Abstract

This study investigated the role of homocysteine thiolactone (HcyT) in the development of macrovascular complications in Chinese patients with type 2 diabetes. HcyT has been proposed as a possible molecular basis for homocysteine (Hcy)-induced vascular damage. One hundred and sixty subjects were recruited into this study: 40 healthy controls and 120 patients with type 2 diabetes. Plasma Hcy levels were measured by polarization immunoassay and HcyT concentrations were monitored using high-performance liquid chromatography on a reversephase C18 column with ultraviolet detection. Plasma folic acid and vitamin B(12) levels were measured using radioimmunoassay methods.
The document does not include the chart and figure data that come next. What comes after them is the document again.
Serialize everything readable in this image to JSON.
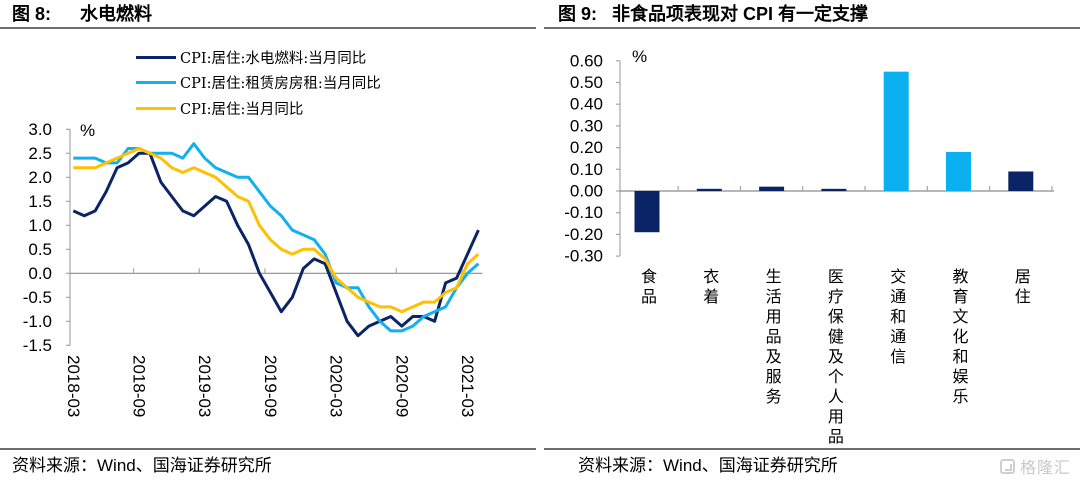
{
  "panels": {
    "left": {
      "fig_label": "图 8:",
      "title": "水电燃料",
      "source": "资料来源：Wind、国海证券研究所"
    },
    "right": {
      "fig_label": "图 9:",
      "title": "非食品项表现对 CPI 有一定支撑",
      "source": "资料来源：Wind、国海证券研究所"
    }
  },
  "watermark": {
    "icon": "glh-logo-icon",
    "text": "格隆汇"
  },
  "chart_data": [
    {
      "type": "line",
      "title": "图 8: 水电燃料",
      "xlabel": "",
      "ylabel": "%",
      "ylim": [
        -1.5,
        3.0
      ],
      "yticks": [
        "3.0",
        "2.5",
        "2.0",
        "1.5",
        "1.0",
        "0.5",
        "0.0",
        "-0.5",
        "-1.0",
        "-1.5"
      ],
      "grid": false,
      "legend_position": "top-center",
      "x": [
        "2018-03",
        "2018-04",
        "2018-05",
        "2018-06",
        "2018-07",
        "2018-08",
        "2018-09",
        "2018-10",
        "2018-11",
        "2018-12",
        "2019-01",
        "2019-02",
        "2019-03",
        "2019-04",
        "2019-05",
        "2019-06",
        "2019-07",
        "2019-08",
        "2019-09",
        "2019-10",
        "2019-11",
        "2019-12",
        "2020-01",
        "2020-02",
        "2020-03",
        "2020-04",
        "2020-05",
        "2020-06",
        "2020-07",
        "2020-08",
        "2020-09",
        "2020-10",
        "2020-11",
        "2020-12",
        "2021-01",
        "2021-02",
        "2021-03",
        "2021-04"
      ],
      "xtick_labels": [
        "2018-03",
        "2018-09",
        "2019-03",
        "2019-09",
        "2020-03",
        "2020-09",
        "2021-03"
      ],
      "series": [
        {
          "name": "CPI:居住:水电燃料:当月同比",
          "color": "#0b2466",
          "values": [
            1.3,
            1.2,
            1.3,
            1.7,
            2.2,
            2.3,
            2.5,
            2.5,
            1.9,
            1.6,
            1.3,
            1.2,
            1.4,
            1.6,
            1.5,
            1.0,
            0.6,
            0.0,
            -0.4,
            -0.8,
            -0.5,
            0.1,
            0.3,
            0.2,
            -0.4,
            -1.0,
            -1.3,
            -1.1,
            -1.0,
            -0.9,
            -1.1,
            -0.9,
            -0.9,
            -1.0,
            -0.2,
            -0.1,
            0.4,
            0.9
          ]
        },
        {
          "name": "CPI:居住:租赁房房租:当月同比",
          "color": "#12b0ee",
          "values": [
            2.4,
            2.4,
            2.4,
            2.3,
            2.3,
            2.6,
            2.6,
            2.5,
            2.5,
            2.5,
            2.4,
            2.7,
            2.4,
            2.2,
            2.1,
            2.0,
            2.0,
            1.7,
            1.4,
            1.2,
            0.9,
            0.8,
            0.7,
            0.4,
            -0.2,
            -0.3,
            -0.3,
            -0.7,
            -1.0,
            -1.2,
            -1.2,
            -1.1,
            -0.9,
            -0.8,
            -0.7,
            -0.3,
            0.0,
            0.2
          ]
        },
        {
          "name": "CPI:居住:当月同比",
          "color": "#ffc000",
          "values": [
            2.2,
            2.2,
            2.2,
            2.3,
            2.4,
            2.5,
            2.6,
            2.5,
            2.4,
            2.2,
            2.1,
            2.2,
            2.1,
            2.0,
            1.8,
            1.6,
            1.5,
            1.0,
            0.7,
            0.5,
            0.4,
            0.5,
            0.5,
            0.3,
            -0.1,
            -0.3,
            -0.5,
            -0.6,
            -0.7,
            -0.7,
            -0.8,
            -0.7,
            -0.6,
            -0.6,
            -0.4,
            -0.3,
            0.2,
            0.4
          ]
        }
      ]
    },
    {
      "type": "bar",
      "title": "图 9: 非食品项表现对 CPI 有一定支撑",
      "xlabel": "",
      "ylabel": "%",
      "ylim": [
        -0.3,
        0.6
      ],
      "yticks": [
        "0.60",
        "0.50",
        "0.40",
        "0.30",
        "0.20",
        "0.10",
        "0.00",
        "-0.10",
        "-0.20",
        "-0.30"
      ],
      "grid": false,
      "categories": [
        "食品",
        "衣着",
        "生活用品及服务",
        "医疗保健及个人用品",
        "交通和通信",
        "教育文化和娱乐",
        "居住"
      ],
      "values": [
        -0.19,
        0.01,
        0.02,
        0.01,
        0.55,
        0.18,
        0.09
      ],
      "colors": [
        "#0b2466",
        "#0b2466",
        "#0b2466",
        "#0b2466",
        "#0ab0ef",
        "#0ab0ef",
        "#0b2466"
      ]
    }
  ]
}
Plasma Hcy and HcyT concentrations in patients with type 2 diabetes were significantly higher than in healthy controls (Hcy [25th and 75th quartiles]: 9.28 [7.51-11.82] vs. 5.64 [5.17-8.00] micromol/L, P=0.01; HcyT: 3.38 [2.94-4.73] vs. 2.91 [2.77-3.08] nmol/L, P<0.05). Plasma Hcy and HcyT levels in patients with macrovasculopathy (MAVP) were significantly higher compared with patients without MAVP (Hcy: 10.36 [7.67-12.45] vs. 7.85 [6.76-10.52] micromol/L, P<0.05; HcyT: 4.27 [3.02-5.11] vs. 3.12 [2.63-3.77] nmol/L, P<0.05). Plasma HcyT concentrations were positively correlated with urinary excretion of albumin/creatinine (Alb/Cr; r=0.285, P=0.007), duration of diabetes (r=0.249, P=0.019), age (r=0.233, P=0.028), and fibrinogen levels (r=0.289, P=0.034). Plasma HcyT concentrations were negatively correlated with high-density lipoprotein levels (r=-0.223, P=0.037). Binary logistic regression showed that HcyT, Hcy, smoking, serum triglyceride, and urine Alb/Cr were significantly associated with the risk of diabetic MAVP (P<0.05). Hcy and HcyT levels were associated with the development and progression of diabetic MAVP. HcyT may provide a plausible chemical mechanism for explaining Hcy toxicity in the human vascular endothelium.